Die Frage nach der Versicherungssumme und deren Höhe ist nicht leicht zu beantworten, da so viele verschiedene Aspekte dabei berücksichtigt werden müssen. Es kann keine allgemeingültige Regelungen dazu getroffen werden. Von Experten wird jedoch dazu geraten, mindestens drei Jahresgehälter ab zusichern, besser noch fünf Jahresgehälter. Falls Verbindlichkeiten wie Darlehen oder Kredite bestehen, sind diese bei der Berechnung der Versicherungssumme gesondert zu berücksichtigen.

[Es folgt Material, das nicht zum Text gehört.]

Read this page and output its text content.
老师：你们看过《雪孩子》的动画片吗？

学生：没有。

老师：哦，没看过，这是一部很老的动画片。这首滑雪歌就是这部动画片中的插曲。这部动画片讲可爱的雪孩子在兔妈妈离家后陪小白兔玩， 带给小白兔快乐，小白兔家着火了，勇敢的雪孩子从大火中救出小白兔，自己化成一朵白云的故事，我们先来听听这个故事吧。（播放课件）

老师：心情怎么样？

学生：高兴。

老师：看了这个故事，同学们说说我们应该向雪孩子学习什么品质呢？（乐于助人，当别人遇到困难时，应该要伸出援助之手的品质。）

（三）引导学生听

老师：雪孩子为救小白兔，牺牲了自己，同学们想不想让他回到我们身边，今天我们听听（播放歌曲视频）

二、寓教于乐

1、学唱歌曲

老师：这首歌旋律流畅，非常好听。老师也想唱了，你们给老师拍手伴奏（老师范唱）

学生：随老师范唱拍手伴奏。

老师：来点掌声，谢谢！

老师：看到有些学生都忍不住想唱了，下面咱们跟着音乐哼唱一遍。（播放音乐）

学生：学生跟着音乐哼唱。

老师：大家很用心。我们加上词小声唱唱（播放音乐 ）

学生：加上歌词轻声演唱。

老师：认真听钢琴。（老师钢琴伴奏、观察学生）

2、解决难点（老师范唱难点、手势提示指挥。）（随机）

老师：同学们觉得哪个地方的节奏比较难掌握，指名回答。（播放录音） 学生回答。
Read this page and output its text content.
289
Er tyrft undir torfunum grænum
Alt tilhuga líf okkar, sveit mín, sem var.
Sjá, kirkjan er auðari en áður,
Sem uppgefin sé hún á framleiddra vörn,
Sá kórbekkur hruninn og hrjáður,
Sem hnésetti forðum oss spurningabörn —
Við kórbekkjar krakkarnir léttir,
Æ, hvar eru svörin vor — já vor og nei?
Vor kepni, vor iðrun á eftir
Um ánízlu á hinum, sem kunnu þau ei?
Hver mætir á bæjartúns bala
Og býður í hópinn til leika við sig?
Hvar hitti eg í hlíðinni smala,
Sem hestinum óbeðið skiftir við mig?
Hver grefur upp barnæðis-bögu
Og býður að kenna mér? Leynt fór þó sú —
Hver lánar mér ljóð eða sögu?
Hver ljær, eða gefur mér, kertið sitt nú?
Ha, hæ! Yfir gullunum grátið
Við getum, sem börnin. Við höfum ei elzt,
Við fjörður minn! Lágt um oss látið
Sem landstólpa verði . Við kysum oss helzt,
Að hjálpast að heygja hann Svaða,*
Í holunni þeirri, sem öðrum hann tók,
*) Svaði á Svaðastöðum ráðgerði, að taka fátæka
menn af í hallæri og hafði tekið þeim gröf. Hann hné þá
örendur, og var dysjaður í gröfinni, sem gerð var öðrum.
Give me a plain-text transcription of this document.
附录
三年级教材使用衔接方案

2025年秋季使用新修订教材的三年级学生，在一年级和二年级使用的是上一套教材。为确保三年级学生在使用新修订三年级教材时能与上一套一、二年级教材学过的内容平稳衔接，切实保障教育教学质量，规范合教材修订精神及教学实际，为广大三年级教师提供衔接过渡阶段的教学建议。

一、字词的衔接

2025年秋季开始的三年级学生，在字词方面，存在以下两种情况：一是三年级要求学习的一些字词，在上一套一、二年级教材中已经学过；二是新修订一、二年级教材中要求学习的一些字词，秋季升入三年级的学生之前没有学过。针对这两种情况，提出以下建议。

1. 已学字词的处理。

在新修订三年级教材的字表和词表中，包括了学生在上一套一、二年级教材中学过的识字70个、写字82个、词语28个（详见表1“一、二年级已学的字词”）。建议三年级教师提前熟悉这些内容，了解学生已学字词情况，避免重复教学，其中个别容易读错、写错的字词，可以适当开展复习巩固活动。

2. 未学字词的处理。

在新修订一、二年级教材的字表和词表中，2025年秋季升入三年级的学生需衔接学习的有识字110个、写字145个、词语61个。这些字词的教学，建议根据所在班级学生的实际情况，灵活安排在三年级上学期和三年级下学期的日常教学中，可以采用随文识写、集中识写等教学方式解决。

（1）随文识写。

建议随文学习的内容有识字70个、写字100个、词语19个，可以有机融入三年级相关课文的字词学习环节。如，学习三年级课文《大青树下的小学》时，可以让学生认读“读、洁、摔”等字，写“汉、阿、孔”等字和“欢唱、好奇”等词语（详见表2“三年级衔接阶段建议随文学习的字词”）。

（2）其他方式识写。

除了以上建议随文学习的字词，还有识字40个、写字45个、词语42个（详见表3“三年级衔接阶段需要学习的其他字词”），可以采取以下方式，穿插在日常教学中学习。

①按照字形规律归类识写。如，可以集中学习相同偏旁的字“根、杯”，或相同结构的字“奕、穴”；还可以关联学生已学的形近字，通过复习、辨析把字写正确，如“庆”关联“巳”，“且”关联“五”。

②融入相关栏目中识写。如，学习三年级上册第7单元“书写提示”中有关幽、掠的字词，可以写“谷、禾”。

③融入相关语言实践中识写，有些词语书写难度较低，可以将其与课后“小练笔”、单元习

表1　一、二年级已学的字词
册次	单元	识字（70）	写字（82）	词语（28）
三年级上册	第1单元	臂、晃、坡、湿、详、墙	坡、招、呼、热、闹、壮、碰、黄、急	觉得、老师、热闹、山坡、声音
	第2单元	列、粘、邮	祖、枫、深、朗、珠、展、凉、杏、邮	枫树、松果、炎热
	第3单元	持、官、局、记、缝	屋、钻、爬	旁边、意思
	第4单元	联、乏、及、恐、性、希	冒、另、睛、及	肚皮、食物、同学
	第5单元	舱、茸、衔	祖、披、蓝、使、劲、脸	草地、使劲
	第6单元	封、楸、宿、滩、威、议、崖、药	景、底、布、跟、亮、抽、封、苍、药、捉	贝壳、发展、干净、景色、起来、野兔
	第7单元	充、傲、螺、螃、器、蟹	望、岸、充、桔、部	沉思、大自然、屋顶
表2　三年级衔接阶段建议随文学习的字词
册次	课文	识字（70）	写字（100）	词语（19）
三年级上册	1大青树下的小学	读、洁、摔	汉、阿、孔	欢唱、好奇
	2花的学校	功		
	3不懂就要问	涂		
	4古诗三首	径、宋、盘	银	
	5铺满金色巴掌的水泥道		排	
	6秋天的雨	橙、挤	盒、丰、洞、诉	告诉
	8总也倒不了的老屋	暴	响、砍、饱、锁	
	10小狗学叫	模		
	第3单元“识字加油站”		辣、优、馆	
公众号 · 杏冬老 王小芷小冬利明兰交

Mitunter kann es auch sinnvoll sein, eine während der Vertragslaufzeit fallende Versicherungssumme zu vereinbaren. Eine derartige Regelung wird meist dann getroffen, wenn die Risikolebensversicherung z. B. an einen Tilgungsplan im Rahmen einer Immobilienfinanzierung angeglichen werden soll. Die Vereinbarung der Versicherungssumme bedarf einigen Überlegungen seitens des Versicherungsnehmers im Voraus. Auch die geplante familiäre Situation ist dabei gebührend zu berücksichtigen.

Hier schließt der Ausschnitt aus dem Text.